Un relato de capa y espada de Emilio Carrere





Emilio Carrere, nacido en Madrid en 1881 y fallecido en esta misma ciudad en 1947, es uno de tantos escritores olvidados -injustamente, como veremos más adelante- que configuran la abultada nómina de segundones de la literatura española, unos segundones que no se suelen estudiar en los libros de texto ni suelen ser conocidos, ni por supuesto leídos, por el común de la gente.

Por si fuera poco en Carrere, uno de los escritores madrileñistas por antonomasia, concurren además varios factores que contribuyen a hacer todavía más interesante su figura. Para empezar, su olvido actual contrasta vivamente con el prestigio del que gozó en vida, en una curiosa inversión de la tradicional necrofilia española que sólo reconoce a sus hijos ilustres con posterioridad a que éstos hayan fallecido. Carrere, por el contrario, fue sumamente popular en las décadas iniciales del siglo XX, no sólo entre la clase culta sino también -y esto resulta sorprendente- entre la popular, corriendo sus versos de boca en boca en un raro privilegio compartido por muy pocos autores.
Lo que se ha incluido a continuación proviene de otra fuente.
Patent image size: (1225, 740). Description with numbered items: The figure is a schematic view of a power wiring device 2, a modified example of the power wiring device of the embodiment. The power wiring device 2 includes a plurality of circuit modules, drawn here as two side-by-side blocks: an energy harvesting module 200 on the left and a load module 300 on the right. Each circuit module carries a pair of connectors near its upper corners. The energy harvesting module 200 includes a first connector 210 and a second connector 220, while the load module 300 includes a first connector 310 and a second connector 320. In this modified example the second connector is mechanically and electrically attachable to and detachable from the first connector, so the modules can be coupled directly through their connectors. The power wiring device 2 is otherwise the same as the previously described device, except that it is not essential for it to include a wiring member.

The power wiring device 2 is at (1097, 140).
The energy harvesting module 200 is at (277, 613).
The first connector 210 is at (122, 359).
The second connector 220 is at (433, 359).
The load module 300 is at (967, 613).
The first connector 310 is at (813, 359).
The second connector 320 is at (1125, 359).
Fue asimismo Carrere uno de estos escritores, o artistas, cuya biografía ya daría por sí sola para una novela: bohemio recalcitrante, excéntrico, mujeriego, noctámbulo impenitente, asiduo de antros de mala nota y amante del ocultismo y lo macabro, Carrere arrastraba su castiza imagen -capa, sombrero y pipa- por un Madrid nocturno poco adecuado para espíritus más burgueses que el suyo, obteniendo de primera mano inspiración para sus relatos en las fuentes más canallas de la entonces todavía provinciana capital de España. Incluso él mismo recurría frecuentemente a la picardía -lo que le valió el remoquete de Rey del refrito- de publicar varias veces una misma obra sin más trámite que un simple cambio de título para hacerla pasar por inédita. A modo de muestra de su extravagante personalidad, cabe reseñar que cuando estalló la guerra civil, al no sentirse seguro pese a no haberse involucrado en la política, se fingió loco refugiándose en un sanatorio psiquiátrico propiedad de un amigo suyo como un enfermo más, permaneciendo allí largo tiempo antes de recluirse en su propio domicilio, que no abandonaría hasta el final del conflicto.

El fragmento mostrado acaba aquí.